Une véritable calamité pour un pays qui a traversé, entre 2003 et le coup d’État, une période de progrès, de prospérité et d’émancipation populaire. Grâce au Parti des Travailleurs et aux gouvernements que nous avons dirigés, le pays a fait de la prospérité le synonyme de croissance économique, de redistribution des richesses, d’insertion sociale, d’éradication de la faim et de réduction de la misère à un niveau extrêmement bas.

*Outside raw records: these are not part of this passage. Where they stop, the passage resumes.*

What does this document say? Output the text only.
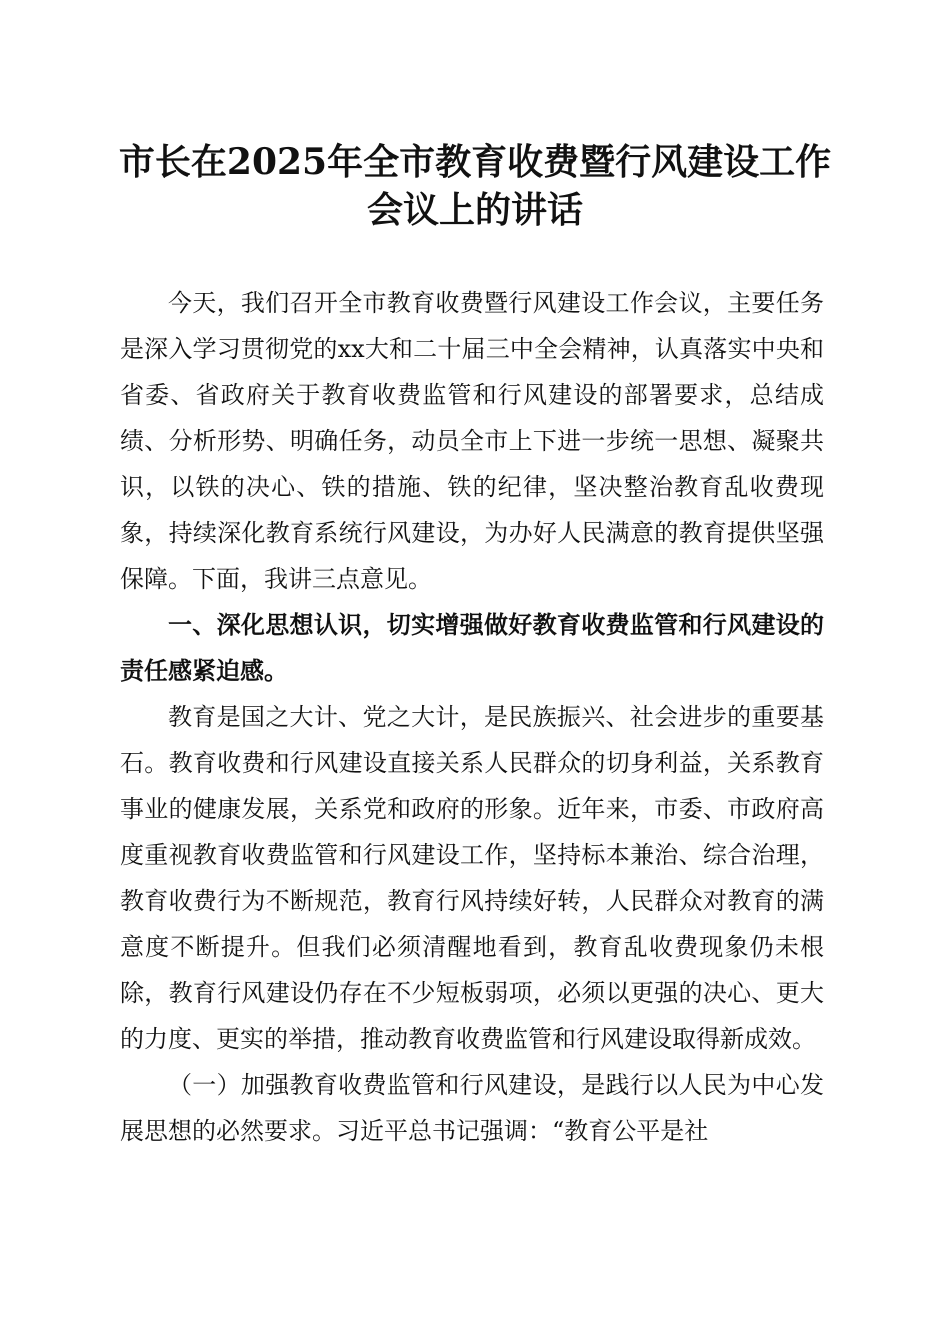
市长在2025年全市教育收费暨行风建设工作
会议上的讲话

今天，我们召开全市教育收费暨行风建设工作会议，主要任务是深入学习贯彻党的xx大和二十届三中全会精神，认真落实中央和省委、省政府关于教育收费监管和行风建设的部署要求，总结成绩、分析形势、明确任务，动员全市上下进一步统一思想、凝聚共识，以铁的决心、铁的措施、铁的纪律，坚决整治教育乱收费现象，持续深化教育系统行风建设，为办好人民满意的教育提供坚强保障。下面，我讲三点意见。

一、深化思想认识，切实增强做好教育收费监管和行风建设的责任感紧迫感。

教育是国之大计、党之大计，是民族振兴、社会进步的重要基石。教育收费和行风建设直接关系人民群众的切身利益，关系教育事业的健康发展，关系党和政府的形象。近年来，市委、市政府高度重视教育收费监管和行风建设工作，坚持标本兼治、综合治理，教育收费行为不断规范，教育行风持续好转，人民群众对教育的满意度不断提升。但我们必须清醒地看到，教育乱收费现象仍未根除，教育行风建设仍存在不少短板弱项，必须以更强的决心、更大的力度、更实的举措，推动教育收费监管和行风建设取得新成效。

（一）加强教育收费监管和行风建设，是践行以人民为中心发展思想的必然要求。习近平总书记强调：“教育公平是社
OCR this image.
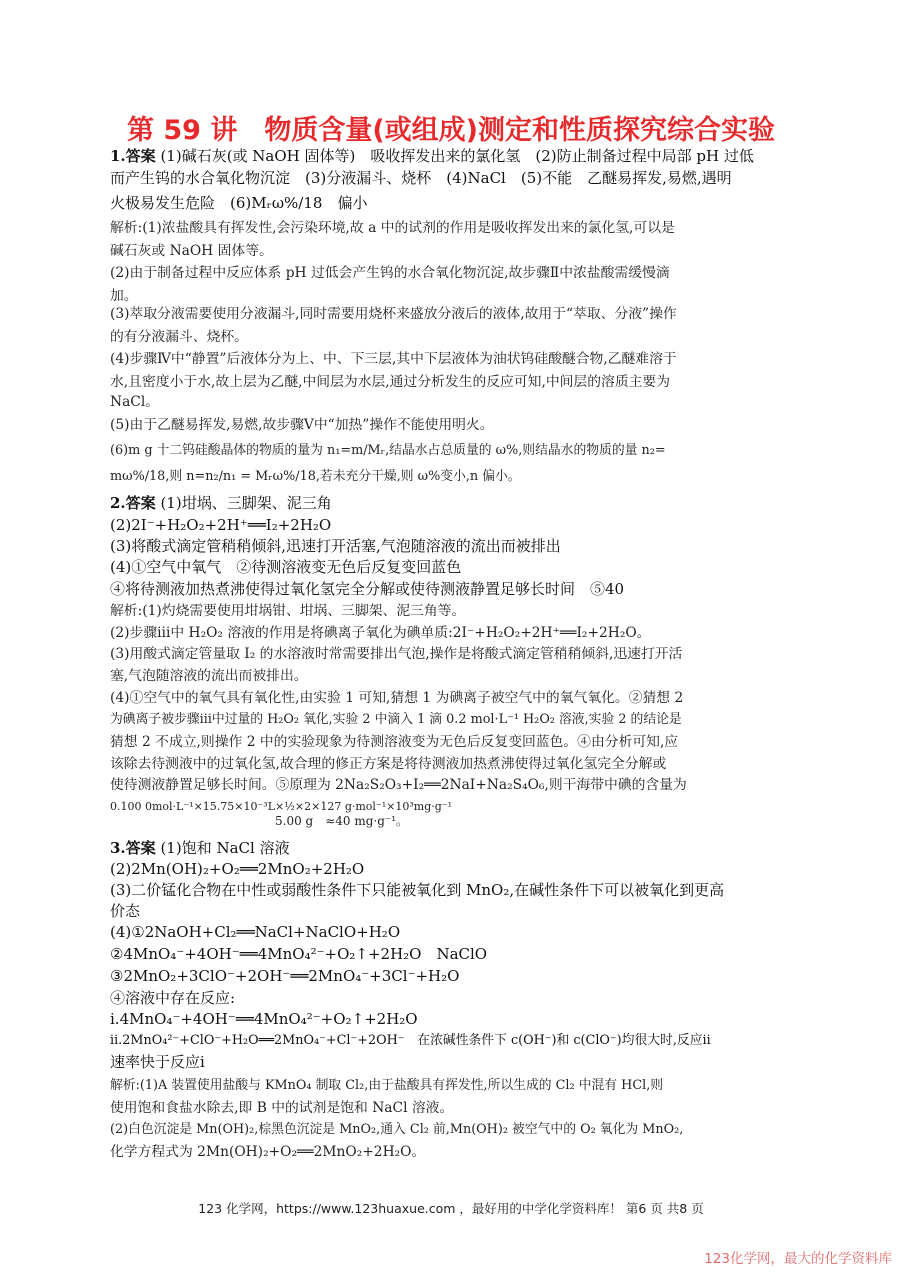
第 59 讲　物质含量(或组成)测定和性质探究综合实验
1.答案 (1)碱石灰(或 NaOH 固体等)　吸收挥发出来的氯化氢　(2)防止制备过程中局部 pH 过低
而产生钨的水合氧化物沉淀　(3)分液漏斗、烧杯　(4)NaCl　(5)不能　乙醚易挥发,易燃,遇明
火极易发生危险　(6)Mᵣω%/18　偏小
解析:(1)浓盐酸具有挥发性,会污染环境,故 a 中的试剂的作用是吸收挥发出来的氯化氢,可以是
碱石灰或 NaOH 固体等。
(2)由于制备过程中反应体系 pH 过低会产生钨的水合氧化物沉淀,故步骤Ⅱ中浓盐酸需缓慢滴
加。
(3)萃取分液需要使用分液漏斗,同时需要用烧杯来盛放分液后的液体,故用于“萃取、分液”操作
的有分液漏斗、烧杯。
(4)步骤Ⅳ中“静置”后液体分为上、中、下三层,其中下层液体为油状钨硅酸醚合物,乙醚难溶于
水,且密度小于水,故上层为乙醚,中间层为水层,通过分析发生的反应可知,中间层的溶质主要为
NaCl。
(5)由于乙醚易挥发,易燃,故步骤Ⅴ中“加热”操作不能使用明火。
(6)m g 十二钨硅酸晶体的物质的量为 n₁=m/Mᵣ,结晶水占总质量的 ω%,则结晶水的物质的量 n₂=
mω%/18,则 n=n₂/n₁ = Mᵣω%/18,若未充分干燥,则 ω%变小,n 偏小。
2.答案 (1)坩埚、三脚架、泥三角
(2)2I⁻+H₂O₂+2H⁺══I₂+2H₂O
(3)将酸式滴定管稍稍倾斜,迅速打开活塞,气泡随溶液的流出而被排出
(4)①空气中氧气　②待测溶液变无色后反复变回蓝色
④将待测液加热煮沸使得过氧化氢完全分解或使待测液静置足够长时间　⑤40
解析:(1)灼烧需要使用坩埚钳、坩埚、三脚架、泥三角等。
(2)步骤ⅲ中 H₂O₂ 溶液的作用是将碘离子氧化为碘单质:2I⁻+H₂O₂+2H⁺══I₂+2H₂O。
(3)用酸式滴定管量取 I₂ 的水溶液时常需要排出气泡,操作是将酸式滴定管稍稍倾斜,迅速打开活
塞,气泡随溶液的流出而被排出。
(4)①空气中的氧气具有氧化性,由实验 1 可知,猜想 1 为碘离子被空气中的氧气氧化。②猜想 2
为碘离子被步骤ⅲ中过量的 H₂O₂ 氧化,实验 2 中滴入 1 滴 0.2 mol·L⁻¹ H₂O₂ 溶液,实验 2 的结论是
猜想 2 不成立,则操作 2 中的实验现象为待测溶液变为无色后反复变回蓝色。④由分析可知,应
该除去待测液中的过氧化氢,故合理的修正方案是将待测液加热煮沸使得过氧化氢完全分解或
使待测液静置足够长时间。⑤原理为 2Na₂S₂O₃+I₂══2NaI+Na₂S₄O₆,则干海带中碘的含量为
0.100 0mol·L⁻¹×15.75×10⁻³L×½×2×127 g·mol⁻¹×10³mg·g⁻¹
5.00 g　≈40 mg·g⁻¹。
3.答案 (1)饱和 NaCl 溶液
(2)2Mn(OH)₂+O₂══2MnO₂+2H₂O
(3)二价锰化合物在中性或弱酸性条件下只能被氧化到 MnO₂,在碱性条件下可以被氧化到更高
价态
(4)①2NaOH+Cl₂══NaCl+NaClO+H₂O
②4MnO₄⁻+4OH⁻══4MnO₄²⁻+O₂↑+2H₂O　NaClO
③2MnO₂+3ClO⁻+2OH⁻══2MnO₄⁻+3Cl⁻+H₂O
④溶液中存在反应:
ⅰ.4MnO₄⁻+4OH⁻══4MnO₄²⁻+O₂↑+2H₂O
ⅱ.2MnO₄²⁻+ClO⁻+H₂O══2MnO₄⁻+Cl⁻+2OH⁻　在浓碱性条件下 c(OH⁻)和 c(ClO⁻)均很大时,反应ⅱ
速率快于反应ⅰ
解析:(1)A 装置使用盐酸与 KMnO₄ 制取 Cl₂,由于盐酸具有挥发性,所以生成的 Cl₂ 中混有 HCl,则
使用饱和食盐水除去,即 B 中的试剂是饱和 NaCl 溶液。
(2)白色沉淀是 Mn(OH)₂,棕黑色沉淀是 MnO₂,通入 Cl₂ 前,Mn(OH)₂ 被空气中的 O₂ 氧化为 MnO₂,
化学方程式为 2Mn(OH)₂+O₂══2MnO₂+2H₂O。
123 化学网，https://www.123huaxue.com ，最好用的中学化学资料库！ 第6 页 共8 页
123化学网，最大的化学资料库
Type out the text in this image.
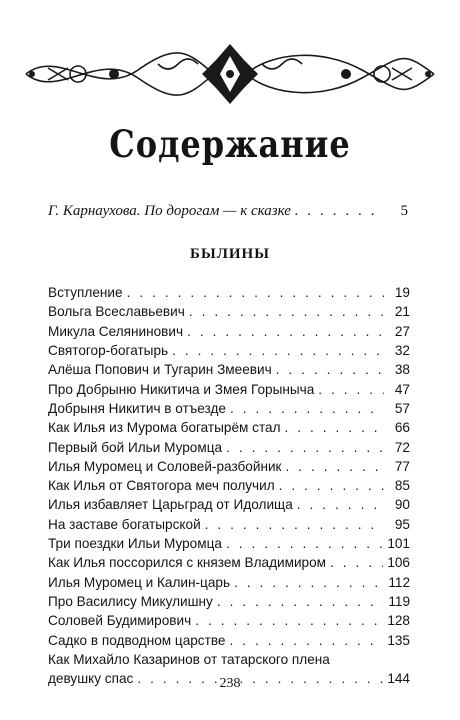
Содержание
Г. Карнаухова. По дорогам — к сказке . . .	5
БЫЛИНЫ
Вступление . . .	19
Вольга Всеславьевич . . .	21
Микула Селянинович . . .	27
Святогор-богатырь . . .	32
Алёша Попович и Тугарин Змеевич . . .	38
Про Добрыню Никитича и Змея Горыныча . . .	47
Добрыня Никитич в отъезде . . .	57
Как Илья из Мурома богатырём стал . . .	66
Первый бой Ильи Муромца . . .	72
Илья Муромец и Соловей-разбойник . . .	77
Как Илья от Святогора меч получил . . .	85
Илья избавляет Царьград от Идолища . . .	90
На заставе богатырской . . .	95
Три поездки Ильи Муромца . . .	101
Как Илья поссорился с князем Владимиром . . .	106
Илья Муромец и Калин-царь . . .	112
Про Василису Микулишну . . .	119
Соловей Будимирович . . .	128
Садко в подводном царстве . . .	135
Как Михайло Казаринов от татарского плена
девушку спас . . .	144
238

La persécution de Lula a débouché sur l’ascension des putschistes et de l’extrême droite. Le Brésil a été livré au néolibéralisme et il est devenu le laboratoire d’expérimentations rétrogrades et réactionnaires.
En ces temps difficiles, comme cela s’est déjà produit à travers le monde durant d’autres périodes historiques, le serpent a donné naissance au néofascisme dans le plus grand pays d’Amérique du Sud. Bolsonaro est le fruit amer de la criminalisation de la politique, du coup d’État qui m’a renversée et de la persécution de Lula.
L’œuf du serpent a été conçu dans un discours de haine, d’intolérance et de préjugés. Et il s’est développé sous la protection du silence obséquieux du pouvoir judiciaire, qui n’a mis aucun frein aux abus de l’opération Lava Jato, de la complaisance ou du soutien de la presse, et de l’intérêt opportuniste du marché.
L’opération Lava Jato a été l’un des principaux instruments du coup d’État et de la victoire de l’extrême droite. Elle a représenté la ligne de front de la guerre juridique menée contre Lula. Pour attaquer sa réputation, elle a fait fuiter dans la presse des accusations dénuées de preuves, elle a intimidé des témoins, elle a exercé des pressions sur des corrompus pour leur arracher des délations, elle a menti aux tribunaux supérieurs et a piétiné le droit à la défense et à un procès légal.
Mais le pire des abus de l’opération Lava Jato – dirigée par le juge fédéral qui est maintenant ministre de la Justice – a été de condamner et d’arrêter un innocent qui pouvait conduire le Brésil à sortir dignement de la crise.
L’emprisonnement illégal de Lula a privé le Brésil du leader qui lui aurait permis de retrouver la démocratie et de se retrouver lui-même. Lula aurait battu Bolsonaro en 2018 – il était en tête des sondages jusqu’en juillet – et aurait évité au Brésil de connaître le désastre actuel. C’est justement pour cela qu’il a été emprisonné.
La détention du président le plus populaire de notre histoire est devenue une menace pour nous tous : si Lula a pu être arrêté illégalement, n’importe qui peut l’être. Pour cela, également, son emprisonnement a été un coup mortel porté à la démocratie. Pendant 580 jours, tandis que Lula était prisonnier, le Brésil suffoquait et la démocratie était menacée.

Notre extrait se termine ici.